Has that already happened with the Skripals (and the policeman who also suffered the effects of Novichok because he found father and daughter on a bench)? Is it happening? We do not know much, other than the bland assertion that all three are in a critical condition.
From my memory of Alexander Litvinenko’s poisoning by radioactive Polonium-210 in November 2006, there was a lot more public attention on the unfortunate man and his wife. The photograph of Litvinenko in a green hospital gown, hooked up to a heart rate monitor by three leads was on newspaper front pages.

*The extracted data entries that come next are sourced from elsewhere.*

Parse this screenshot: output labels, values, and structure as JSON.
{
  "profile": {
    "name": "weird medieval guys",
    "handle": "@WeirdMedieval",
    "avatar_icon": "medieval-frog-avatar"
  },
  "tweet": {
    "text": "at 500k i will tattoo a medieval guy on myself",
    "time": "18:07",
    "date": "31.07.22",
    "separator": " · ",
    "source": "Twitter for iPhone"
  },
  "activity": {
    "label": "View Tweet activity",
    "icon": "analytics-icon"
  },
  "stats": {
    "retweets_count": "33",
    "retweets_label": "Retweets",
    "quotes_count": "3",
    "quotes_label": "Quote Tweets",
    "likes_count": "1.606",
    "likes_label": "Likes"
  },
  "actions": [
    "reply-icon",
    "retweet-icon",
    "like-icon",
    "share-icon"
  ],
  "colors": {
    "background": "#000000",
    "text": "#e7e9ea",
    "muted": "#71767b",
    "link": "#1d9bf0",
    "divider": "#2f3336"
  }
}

The Skripals and the policeman have disappeared entirely, which makes one fear they are in a far worse condition than is publicly acknowledged.
As Mr Gerstein writes, “Novichok is up to 10 times more potent than the VX that was used to kill the half-brother of North Korean leader Kim Jong-un last year. It can penetrate NATO chemical protective gear…”
It’s like something out of science fiction, except that it’s not.